After nearly three years, NASA's Mars Rover Opportunity finally reached one of its main destinations, a previously unseen crater called Endeavour, said NASA.com.

While at the Endeavour crater, the golf-kart sized rover will study rocks never seen before by human eyes.

Endeavour, which is 14 miles (22 kilometers) in diameter, is a lot bigger than the Victoria crater that NASA left in 2008. Scientists are looking for older rocks and terrains than the ones Rover saw while on Victoria and other surfaces on the Red planet.

NASA had set a goal for Opportunity to reach Endeavour in 2008.

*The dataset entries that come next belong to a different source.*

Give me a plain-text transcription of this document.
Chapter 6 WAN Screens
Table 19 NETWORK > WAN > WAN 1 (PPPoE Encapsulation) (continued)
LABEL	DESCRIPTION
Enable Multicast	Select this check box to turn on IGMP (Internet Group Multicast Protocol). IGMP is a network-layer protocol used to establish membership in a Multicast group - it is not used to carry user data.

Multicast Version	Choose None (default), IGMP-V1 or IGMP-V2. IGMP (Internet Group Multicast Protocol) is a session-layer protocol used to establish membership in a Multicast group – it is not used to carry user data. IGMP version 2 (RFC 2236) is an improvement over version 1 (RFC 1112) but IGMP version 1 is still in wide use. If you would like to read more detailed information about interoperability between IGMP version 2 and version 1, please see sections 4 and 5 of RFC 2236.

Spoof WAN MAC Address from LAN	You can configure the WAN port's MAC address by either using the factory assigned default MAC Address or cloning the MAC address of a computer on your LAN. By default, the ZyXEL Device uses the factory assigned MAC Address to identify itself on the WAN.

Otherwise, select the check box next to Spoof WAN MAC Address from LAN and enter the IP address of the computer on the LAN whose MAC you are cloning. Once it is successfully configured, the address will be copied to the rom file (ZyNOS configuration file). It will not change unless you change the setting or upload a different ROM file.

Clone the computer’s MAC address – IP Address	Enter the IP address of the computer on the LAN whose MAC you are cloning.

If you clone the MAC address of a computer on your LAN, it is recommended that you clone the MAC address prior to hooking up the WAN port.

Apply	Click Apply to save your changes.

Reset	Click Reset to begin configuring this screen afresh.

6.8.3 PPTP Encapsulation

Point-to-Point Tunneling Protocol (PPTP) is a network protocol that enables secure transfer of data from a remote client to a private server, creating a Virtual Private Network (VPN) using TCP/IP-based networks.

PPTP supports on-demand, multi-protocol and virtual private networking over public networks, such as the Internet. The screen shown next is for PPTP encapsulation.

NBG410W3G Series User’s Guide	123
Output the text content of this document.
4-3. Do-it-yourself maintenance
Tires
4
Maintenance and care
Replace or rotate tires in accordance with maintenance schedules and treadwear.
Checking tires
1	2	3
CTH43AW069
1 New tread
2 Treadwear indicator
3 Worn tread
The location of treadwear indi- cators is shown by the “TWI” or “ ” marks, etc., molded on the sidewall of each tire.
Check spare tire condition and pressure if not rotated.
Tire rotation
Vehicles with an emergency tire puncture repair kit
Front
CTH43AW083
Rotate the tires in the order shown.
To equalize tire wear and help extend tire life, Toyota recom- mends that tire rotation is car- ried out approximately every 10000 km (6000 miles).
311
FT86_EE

NASA chose the Endeavour crater as Opportunity's next destination after the Mars Reconnaissance Orbiter detected clay minerals that may have formed in an early warmer and wetter period. According to NASA researcher Matthew Golombek, clay minerals form in wet conditions. This information may lead the team to find out about a possible habitable environment.

"NASA is continuing to write remarkable chapters in our nation's story of exploration with discoveries on Mars and trips to an array of challenging new destinations," NASA Administrator Charles Bolden said.

"Opportunity's findings and data from the upcoming Mars Science Laboratory will play a key role in making possible future human missions to Mars and other places where humans have not yet been."

After launching in 2003, Opportunity has been on Mars for seven years. Its sister ship, Spirit, was taken out of commission. The twin rovers were originally slated for a three-month mission.

NASA scientists named Opportunity's landing point, Spirit Point, after the fallen twin rover.

"Our arrival at this destination is a reminder that these rovers have continued far beyond the original three-month mission," John Callas, Mars Exploration Rover project manager at NASA's Jet Propulsion Laboratory, said.

Recently, NASA announced the possible discovery of flowing water on the planet. The space agency has even bigger goals with hopes to land a human being on the planet by the 2030s.